*takes off his mod hat for this thread; dons conspirator hat*
As some have undoubtedly mentioned, this has many ill affects on systems such as Omega-3, Cortez, Magellan, Hudson, and likely more. All those have more than sufficient roleplay reasoning behind the nearby lawfuls to enforce legislation there, and now they cannot.
Additionally, non-House nations such as (but not limited to) GMG and CR now have more authority to enforce their laws in systems within their ZoI than Houses do. So where Liberty or Bretonia are now magically barred from upholding the Treaty of Curacao, Crayter can still do so. I'll be quite frank; it's nonsensical. Yes, for some systems, I can see the reasoning here.

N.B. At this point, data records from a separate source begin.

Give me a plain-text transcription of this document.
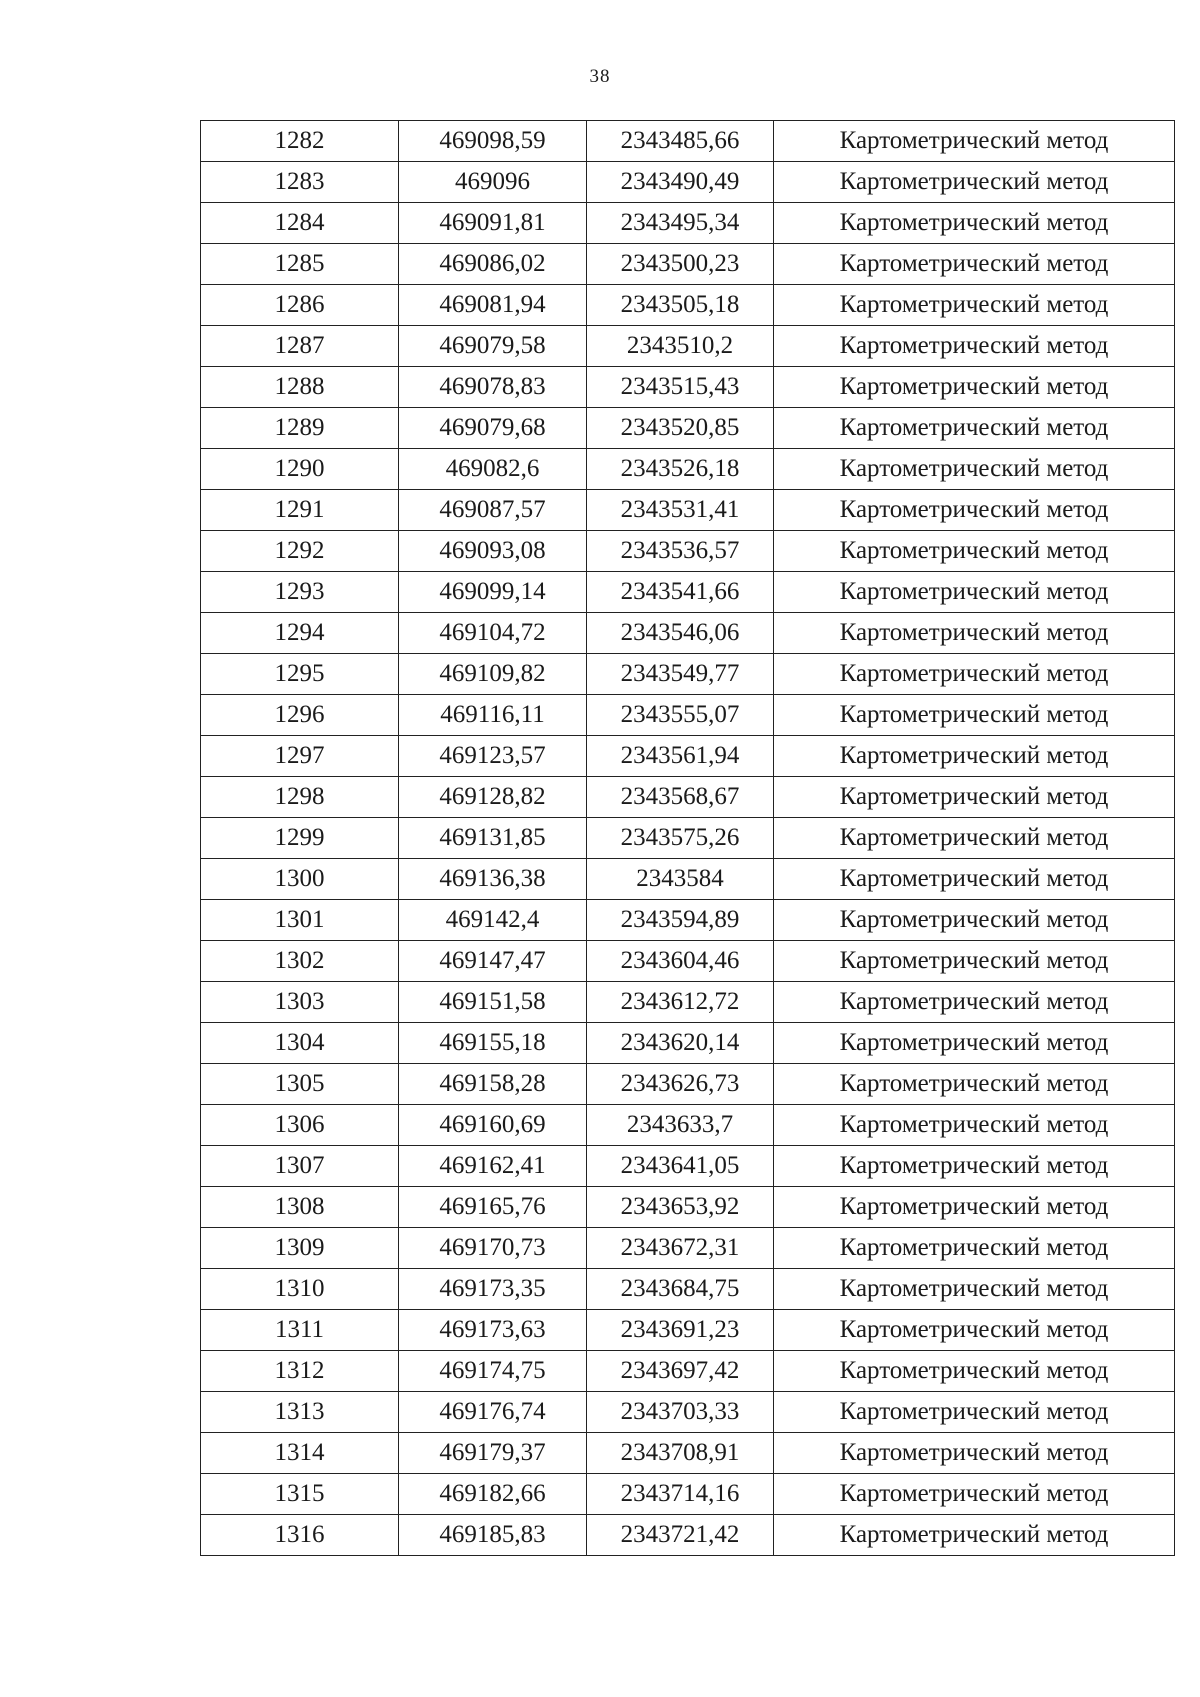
38
1282	469098,59	2343485,66	Картометрический метод
1283	469096	2343490,49	Картометрический метод
1284	469091,81	2343495,34	Картометрический метод
1285	469086,02	2343500,23	Картометрический метод
1286	469081,94	2343505,18	Картометрический метод
1287	469079,58	2343510,2	Картометрический метод
1288	469078,83	2343515,43	Картометрический метод
1289	469079,68	2343520,85	Картометрический метод
1290	469082,6	2343526,18	Картометрический метод
1291	469087,57	2343531,41	Картометрический метод
1292	469093,08	2343536,57	Картометрический метод
1293	469099,14	2343541,66	Картометрический метод
1294	469104,72	2343546,06	Картометрический метод
1295	469109,82	2343549,77	Картометрический метод
1296	469116,11	2343555,07	Картометрический метод
1297	469123,57	2343561,94	Картометрический метод
1298	469128,82	2343568,67	Картометрический метод
1299	469131,85	2343575,26	Картометрический метод
1300	469136,38	2343584	Картометрический метод
1301	469142,4	2343594,89	Картометрический метод
1302	469147,47	2343604,46	Картометрический метод
1303	469151,58	2343612,72	Картометрический метод
1304	469155,18	2343620,14	Картометрический метод
1305	469158,28	2343626,73	Картометрический метод
1306	469160,69	2343633,7	Картометрический метод
1307	469162,41	2343641,05	Картометрический метод
1308	469165,76	2343653,92	Картометрический метод
1309	469170,73	2343672,31	Картометрический метод
1310	469173,35	2343684,75	Картометрический метод
1311	469173,63	2343691,23	Картометрический метод
1312	469174,75	2343697,42	Картометрический метод
1313	469176,74	2343703,33	Картометрический метод
1314	469179,37	2343708,91	Картометрический метод
1315	469182,66	2343714,16	Картометрический метод
1316	469185,83	2343721,42	Картометрический метод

Kepler, Galileo, Omega-5, and a few others are supposed to be lawless. But throwing a blanket over all of these doesn't work, and will lead to increasing complaints over time. Also, using the rules to forcibly nullify the fulfillment of well established roleplay (Treaty of Curacao, Settlement of Sprague, etc.) is verging on atrocious.

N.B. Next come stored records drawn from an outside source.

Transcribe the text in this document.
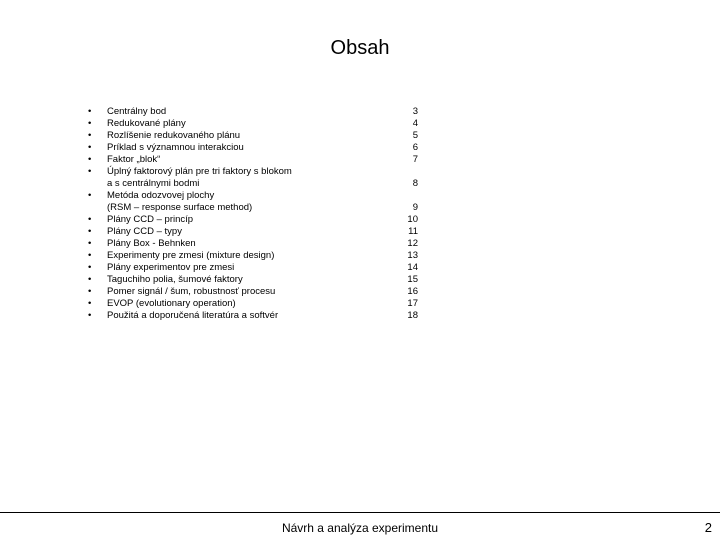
Obsah
•	Centrálny bod	3
•	Redukované plány	4
•	Rozlíšenie redukovaného plánu	5
•	Príklad s významnou interakciou	6
•	Faktor „blok“	7
•	Úplný faktorový plán pre tri faktory s blokom
a s centrálnymi bodmi	8
•	Metóda odozvovej plochy
(RSM – response surface method)	9
•	Plány CCD – princíp	10
•	Plány CCD – typy	11
•	Plány Box - Behnken	12
•	Experimenty pre zmesi (mixture design)	13
•	Plány experimentov pre zmesi	14
•	Taguchiho polia, šumové faktory	15
•	Pomer signál / šum, robustnosť procesu	16
•	EVOP (evolutionary operation)	17
•	Použitá a doporučená literatúra a softvér	18
Návrh a analýza experimentu	2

As with this previous announcement regarding the nerfing of law enforcement (which was supposedly going to get revised, but no further change nor announcement ever occurred), this is rather poorly thought through. Good decent idea, with bad implementation.
"You see what your knowledge tells you you're seeing. ... how, what you think the universe is, and how you react to that in everything you do, depends on what you know. And when that knowledge changes, for you, the universe changes. And that is as true for the whole of society as that is for the individual. We all are what we know, today. What we knew yesterday, was different; and so were we."